The council voted at a meeting in May to endorse the appointment of several interim vice-president positions without consulting Zhang.

The reshuffle effectively demoted the president’s right-hand man, deputy vice-chancellor Richard Wong Yue-chim, who had served as interim provost since 2019.

Years into Zhang’s tenure, many members of the senior management team remained in either acting or interim roles as recruitment efforts dragged on.

Tensions between Zhang and the council were once again reignited with the surprise leadership reshuffle, which one insider called an “coup”. It prompted the president to once again seek legal advice.
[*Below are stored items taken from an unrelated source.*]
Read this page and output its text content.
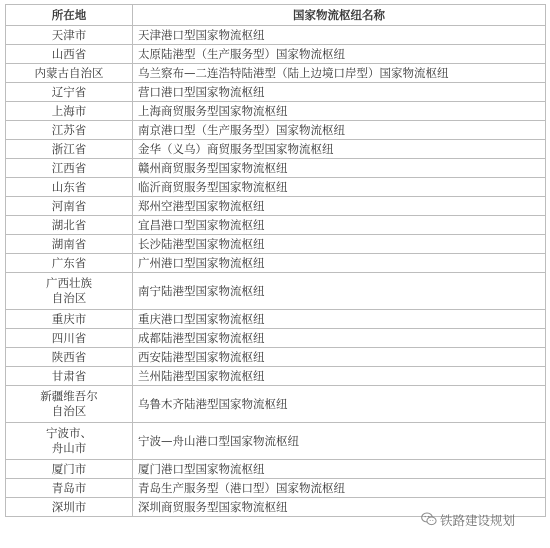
所在地	国家物流枢纽名称
天津市	天津港口型国家物流枢纽
山西省	太原陆港型（生产服务型）国家物流枢纽
内蒙古自治区	乌兰察布—二连浩特陆港型（陆上边境口岸型）国家物流枢纽
辽宁省	营口港口型国家物流枢纽
上海市	上海商贸服务型国家物流枢纽
江苏省	南京港口型（生产服务型）国家物流枢纽
浙江省	金华（义乌）商贸服务型国家物流枢纽
江西省	赣州商贸服务型国家物流枢纽
山东省	临沂商贸服务型国家物流枢纽
河南省	郑州空港型国家物流枢纽
湖北省	宜昌港口型国家物流枢纽
湖南省	长沙陆港型国家物流枢纽
广东省	广州港口型国家物流枢纽
广西壮族
自治区	南宁陆港型国家物流枢纽
重庆市	重庆港口型国家物流枢纽
四川省	成都陆港型国家物流枢纽
陕西省	西安陆港型国家物流枢纽
甘肃省	兰州陆港型国家物流枢纽
新疆维吾尔
自治区	乌鲁木齐陆港型国家物流枢纽
宁波市、
舟山市	宁波—舟山港口型国家物流枢纽
厦门市	厦门港口型国家物流枢纽
青岛市	青岛生产服务型（港口型）国家物流枢纽
深圳市	深圳商贸服务型国家物流枢纽
铁路建设规划
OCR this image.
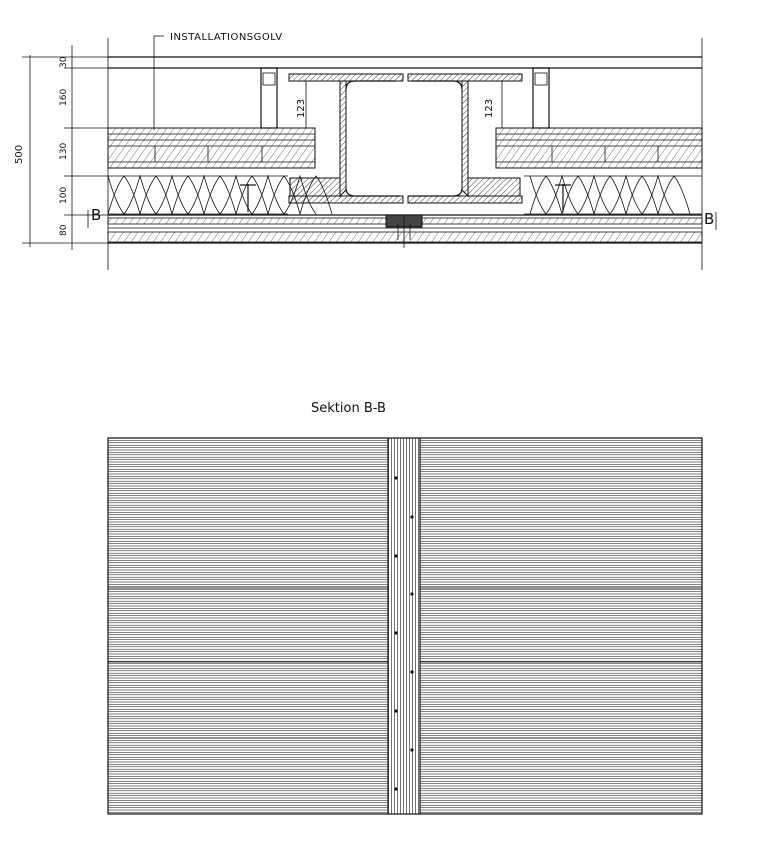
INSTALLATIONSGOLV
123	123
B	B
500
30
160
130
100
80
Sektion B-B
The government on Tuesday set up a group to investigate the escalating leadership row at HKU. Photo: Sam Tsang

June 2024: tensions escalate as government steps in

The president later slammed the reshuffle, saying it “disregarded the fundamentals of good governance” and “severely undermined” the institution’s academic autonomy.
But the governing body continued its attacks on Zhang, demanding that he explain his near complete absence from academic board meetings over the past six years, as well as his failure to provide details of 16 business trips across a 147-day period.

The conflict prompted some HKU alumni – including former education minister Fanny Law Fan Chiu-fun – to issue a petition calling on city leader Lee to step in.

On Monday, the council sent an open letter to all HKU staff, students and alumni, countering Zhang’s earlier claims that said he had not been told about the new appointments. The body also emphasised that it was legal for it to appoint members of the top management team.
Zhang hit back in the evening on the same day, saying he had tried to filling vacancies by submitting names of candidates for vice-president, but council chairwoman Wong had refused to include his recommendations in the agenda.

He also accused the council of spreading “untrue content and unfair criticisms”.

On Tuesday, the government announced that it would set up a group to investigate the conflict, facilitate communications and ensure money for publicly funded universities was properly spent.
The authorities’ move came soon after city leader Lee said he had tried stepping in to help end the infighting by meeting Zhang and Wong separately “more than once” in the past few weeks.